Selling was widespread. Tech and health care stocks were the biggest decliners. Energy and utilities stocks rose.
Investors worry rate hikes by the Fed and by central banks in Europe and Asia might derail global economic growth. Fed officials point to a strong U.S. job market as evidence the biggest global economy can tolerate higher borrowing costs. Some acknowledge a recession is possible but say that might be necessary to extinguish surging inflation.
The Fed has raised interest rates four times this year. The latest two were by 0.75 percentage points, three times its usual margin. Some investors had hoped that the Fed would ease up if inflation subsides. That sentiment led to a rally for stocks in July and early August.
Investors expect another large hike at the Fed's September meeting, though the likelihood of such a big increase is smaller following weaker-than-forecast July retail sales.
Meanwhile, Asian stocks were mixed Tuesday after Wall Street fell following last week's Federal Reserve pledge to fight inflation by keeping interest rates elevated.
Shanghai and Hong Kong fell while Tokyo and South Korea advanced. The Shanghai Composite Index lost 0.5% to 3,225.10 and the Hang Seng in Hong Kong tumbled 0.9% to 19,851.86. The Nikkei 225 in Tokyo gained 1.2% to 28,217.36 after the official unemployment rate for July held steady and the labor participation rate, or the share of the working-age population that is in jobs, stayed at a record high. The Kospi in Seoul added 1% to 2,450.71 and Sydney's S&P-ASX 200 gained 0.7% to 7,013.40. India's Sensex opened up 1.1% at 58,609.22. New Zealand and Southeast Asian markets also advanced.
Oil prices dipped on Tuesday , paring some gains from the previous session, as the market feared that more aggressive interest rates hikes from central banks may lead to a global economic slowdown and soften fuel demand.
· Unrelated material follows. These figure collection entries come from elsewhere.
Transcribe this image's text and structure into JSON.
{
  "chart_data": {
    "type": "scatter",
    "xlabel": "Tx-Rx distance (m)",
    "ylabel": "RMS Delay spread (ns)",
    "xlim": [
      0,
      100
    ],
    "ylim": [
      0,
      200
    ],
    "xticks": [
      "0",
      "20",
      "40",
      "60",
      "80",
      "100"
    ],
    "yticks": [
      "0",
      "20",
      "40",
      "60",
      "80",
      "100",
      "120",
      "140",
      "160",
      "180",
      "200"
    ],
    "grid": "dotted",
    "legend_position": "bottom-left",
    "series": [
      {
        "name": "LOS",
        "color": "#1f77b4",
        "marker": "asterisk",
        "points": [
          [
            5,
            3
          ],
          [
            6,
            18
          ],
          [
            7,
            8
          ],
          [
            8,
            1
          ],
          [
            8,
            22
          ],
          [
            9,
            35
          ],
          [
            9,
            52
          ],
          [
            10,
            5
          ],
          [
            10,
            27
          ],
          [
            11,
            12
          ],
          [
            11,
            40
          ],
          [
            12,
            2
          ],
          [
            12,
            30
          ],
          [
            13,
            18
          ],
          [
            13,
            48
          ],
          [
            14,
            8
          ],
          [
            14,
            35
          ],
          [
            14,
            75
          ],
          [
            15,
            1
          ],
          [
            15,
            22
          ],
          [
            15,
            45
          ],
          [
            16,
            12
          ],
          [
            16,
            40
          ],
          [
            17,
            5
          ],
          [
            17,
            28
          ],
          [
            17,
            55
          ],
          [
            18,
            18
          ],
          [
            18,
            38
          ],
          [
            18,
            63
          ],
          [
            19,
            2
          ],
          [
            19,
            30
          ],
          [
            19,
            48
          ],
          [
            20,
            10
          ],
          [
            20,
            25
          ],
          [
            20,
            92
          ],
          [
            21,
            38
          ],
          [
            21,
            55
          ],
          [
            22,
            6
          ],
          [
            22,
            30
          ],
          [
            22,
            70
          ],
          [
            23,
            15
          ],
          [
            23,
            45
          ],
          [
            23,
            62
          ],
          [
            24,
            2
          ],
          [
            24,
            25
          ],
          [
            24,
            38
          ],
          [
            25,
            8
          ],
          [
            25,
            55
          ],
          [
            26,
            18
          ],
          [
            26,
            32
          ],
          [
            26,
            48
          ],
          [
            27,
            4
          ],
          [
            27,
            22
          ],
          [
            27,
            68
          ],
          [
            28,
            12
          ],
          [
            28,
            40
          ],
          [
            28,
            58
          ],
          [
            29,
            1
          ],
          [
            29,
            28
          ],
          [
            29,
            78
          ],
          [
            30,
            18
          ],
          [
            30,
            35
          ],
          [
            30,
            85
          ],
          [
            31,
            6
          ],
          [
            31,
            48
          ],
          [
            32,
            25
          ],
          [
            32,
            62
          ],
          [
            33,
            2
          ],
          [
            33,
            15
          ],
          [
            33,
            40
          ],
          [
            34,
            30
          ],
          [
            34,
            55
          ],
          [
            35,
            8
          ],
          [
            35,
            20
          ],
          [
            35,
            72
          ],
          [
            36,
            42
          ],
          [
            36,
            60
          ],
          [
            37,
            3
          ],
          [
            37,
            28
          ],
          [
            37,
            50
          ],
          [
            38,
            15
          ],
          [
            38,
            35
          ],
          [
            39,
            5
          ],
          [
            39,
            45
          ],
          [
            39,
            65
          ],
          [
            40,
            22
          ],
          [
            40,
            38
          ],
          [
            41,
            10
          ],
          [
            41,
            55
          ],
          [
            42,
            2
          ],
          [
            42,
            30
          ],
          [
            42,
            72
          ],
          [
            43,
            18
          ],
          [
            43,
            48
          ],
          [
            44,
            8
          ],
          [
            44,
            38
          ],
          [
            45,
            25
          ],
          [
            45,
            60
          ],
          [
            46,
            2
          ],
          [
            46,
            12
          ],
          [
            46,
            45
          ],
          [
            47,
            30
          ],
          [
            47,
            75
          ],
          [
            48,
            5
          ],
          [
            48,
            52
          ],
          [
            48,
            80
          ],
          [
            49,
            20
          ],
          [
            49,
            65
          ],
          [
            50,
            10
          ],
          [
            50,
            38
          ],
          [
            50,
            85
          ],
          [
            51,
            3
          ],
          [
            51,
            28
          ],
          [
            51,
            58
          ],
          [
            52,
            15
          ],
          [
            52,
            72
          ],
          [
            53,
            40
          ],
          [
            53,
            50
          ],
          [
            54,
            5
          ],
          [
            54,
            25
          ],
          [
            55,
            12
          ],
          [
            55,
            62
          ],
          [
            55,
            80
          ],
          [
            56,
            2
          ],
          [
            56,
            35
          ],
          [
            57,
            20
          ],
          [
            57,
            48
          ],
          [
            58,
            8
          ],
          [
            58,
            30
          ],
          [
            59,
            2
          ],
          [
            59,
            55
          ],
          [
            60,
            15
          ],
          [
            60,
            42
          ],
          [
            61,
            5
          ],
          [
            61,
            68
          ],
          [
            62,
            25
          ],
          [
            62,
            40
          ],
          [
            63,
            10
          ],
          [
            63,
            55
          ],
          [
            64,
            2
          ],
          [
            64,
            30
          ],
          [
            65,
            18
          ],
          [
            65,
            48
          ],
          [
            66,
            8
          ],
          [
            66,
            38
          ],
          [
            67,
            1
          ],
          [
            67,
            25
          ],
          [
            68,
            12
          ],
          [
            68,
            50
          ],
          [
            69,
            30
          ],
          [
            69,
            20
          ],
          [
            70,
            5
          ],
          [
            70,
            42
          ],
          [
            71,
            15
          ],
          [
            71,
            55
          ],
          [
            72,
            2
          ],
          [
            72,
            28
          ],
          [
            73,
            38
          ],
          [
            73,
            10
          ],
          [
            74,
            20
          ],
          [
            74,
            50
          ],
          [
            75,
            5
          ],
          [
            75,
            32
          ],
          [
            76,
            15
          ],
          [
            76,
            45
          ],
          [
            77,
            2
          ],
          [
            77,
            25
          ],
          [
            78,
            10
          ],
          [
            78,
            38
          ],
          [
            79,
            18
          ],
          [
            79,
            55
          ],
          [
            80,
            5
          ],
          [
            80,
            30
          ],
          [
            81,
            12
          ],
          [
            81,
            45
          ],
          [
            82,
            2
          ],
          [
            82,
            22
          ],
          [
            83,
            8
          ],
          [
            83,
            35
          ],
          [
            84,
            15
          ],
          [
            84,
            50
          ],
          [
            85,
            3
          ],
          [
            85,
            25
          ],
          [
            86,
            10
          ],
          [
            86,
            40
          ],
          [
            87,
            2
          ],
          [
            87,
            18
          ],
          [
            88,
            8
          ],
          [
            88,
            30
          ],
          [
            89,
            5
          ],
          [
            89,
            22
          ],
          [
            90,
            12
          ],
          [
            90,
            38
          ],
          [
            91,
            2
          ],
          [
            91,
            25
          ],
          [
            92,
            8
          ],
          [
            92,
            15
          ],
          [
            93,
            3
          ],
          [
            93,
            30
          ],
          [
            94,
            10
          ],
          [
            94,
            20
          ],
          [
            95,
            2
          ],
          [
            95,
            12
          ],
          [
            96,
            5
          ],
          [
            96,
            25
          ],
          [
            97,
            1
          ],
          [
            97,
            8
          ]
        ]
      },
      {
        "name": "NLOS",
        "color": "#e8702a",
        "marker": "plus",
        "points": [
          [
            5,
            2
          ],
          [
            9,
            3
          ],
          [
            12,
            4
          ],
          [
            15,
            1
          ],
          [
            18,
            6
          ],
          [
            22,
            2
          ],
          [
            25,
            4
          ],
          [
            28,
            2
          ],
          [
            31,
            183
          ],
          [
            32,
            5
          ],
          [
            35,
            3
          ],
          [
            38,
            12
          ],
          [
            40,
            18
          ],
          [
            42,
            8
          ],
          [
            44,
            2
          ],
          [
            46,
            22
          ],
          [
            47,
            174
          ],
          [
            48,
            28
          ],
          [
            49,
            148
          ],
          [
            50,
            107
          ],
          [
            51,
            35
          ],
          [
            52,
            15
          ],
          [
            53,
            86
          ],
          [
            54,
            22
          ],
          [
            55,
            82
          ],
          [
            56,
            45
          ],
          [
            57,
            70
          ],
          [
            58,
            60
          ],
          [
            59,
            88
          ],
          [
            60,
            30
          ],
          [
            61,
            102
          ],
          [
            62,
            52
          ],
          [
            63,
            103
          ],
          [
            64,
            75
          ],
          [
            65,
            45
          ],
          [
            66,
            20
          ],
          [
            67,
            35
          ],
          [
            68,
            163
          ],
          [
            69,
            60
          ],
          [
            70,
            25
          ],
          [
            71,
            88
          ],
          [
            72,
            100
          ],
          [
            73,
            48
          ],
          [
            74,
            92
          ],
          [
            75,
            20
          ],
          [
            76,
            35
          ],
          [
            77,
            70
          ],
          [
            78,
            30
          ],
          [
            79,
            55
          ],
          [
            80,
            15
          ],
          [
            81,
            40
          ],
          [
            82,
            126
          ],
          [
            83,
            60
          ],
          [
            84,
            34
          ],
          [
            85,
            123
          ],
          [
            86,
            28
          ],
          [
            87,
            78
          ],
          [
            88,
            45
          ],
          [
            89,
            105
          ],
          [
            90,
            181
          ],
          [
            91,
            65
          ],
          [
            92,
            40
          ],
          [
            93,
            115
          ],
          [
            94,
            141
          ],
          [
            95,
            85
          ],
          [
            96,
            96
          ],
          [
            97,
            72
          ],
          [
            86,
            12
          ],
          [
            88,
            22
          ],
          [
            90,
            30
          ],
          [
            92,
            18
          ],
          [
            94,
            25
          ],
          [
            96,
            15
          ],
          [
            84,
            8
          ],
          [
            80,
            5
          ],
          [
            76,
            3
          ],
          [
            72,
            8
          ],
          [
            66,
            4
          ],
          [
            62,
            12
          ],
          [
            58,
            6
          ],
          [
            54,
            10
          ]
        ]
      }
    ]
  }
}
Brent crude futures for October settlement dropped 56 cents, or 0.5%, to $104.53 a barrel by 0620 GMT, after climbing 4.1% on Monday, the biggest increase in more than a month. The October contract expires on Wednesday and the more active November contract was at $102.57, down 0.4%.
U.S. West Texas Intermediate crude was at $96.86 a barrel, down 14 cents, or 0.1%, following a 4.2% rise in the previous session.
Inflation is near double-digit territory in many of the world's biggest economies, a level not seen in close to a half century, which could prompt central banks in the United States and Europe to resort to more aggressive interest rate hikes.
Also weighing on prices, Russia's oil output has exceeded expectations in the wake of the war in Ukraine, the head of the International Energy Agency (IEA) said on Monday.
IEA members nations could release more oil from strategic petroleum reserves (SPR) if they find it necessary when the current scheme expires, the head of the agency also said.
Also offering some support to prices is tight supply. Saudi Arabia, top producer in the Organization of the Petroleum Exporting Countries (OPEC), last week raised the possibility of production cuts, which sources said could coincide with a boost in supply from Iran should it clinch a nuclear deal with the West.
OPEC+, comprising OPEC, Russia and allied producers, meets to set policy on Sept. 5.
The American Petroleum Institute, an industry group, is due to release data on U.S. crude inventories on Tuesday with the Energy Information Administration, the statistical arm of the U.S. Department of Energy, to follow on Wednesday.
U.S. crude oil stockpiles likely fell 600,000 barrels with distillates and gasoline inventories also seen down, a preliminary Reuters poll showed on Monday.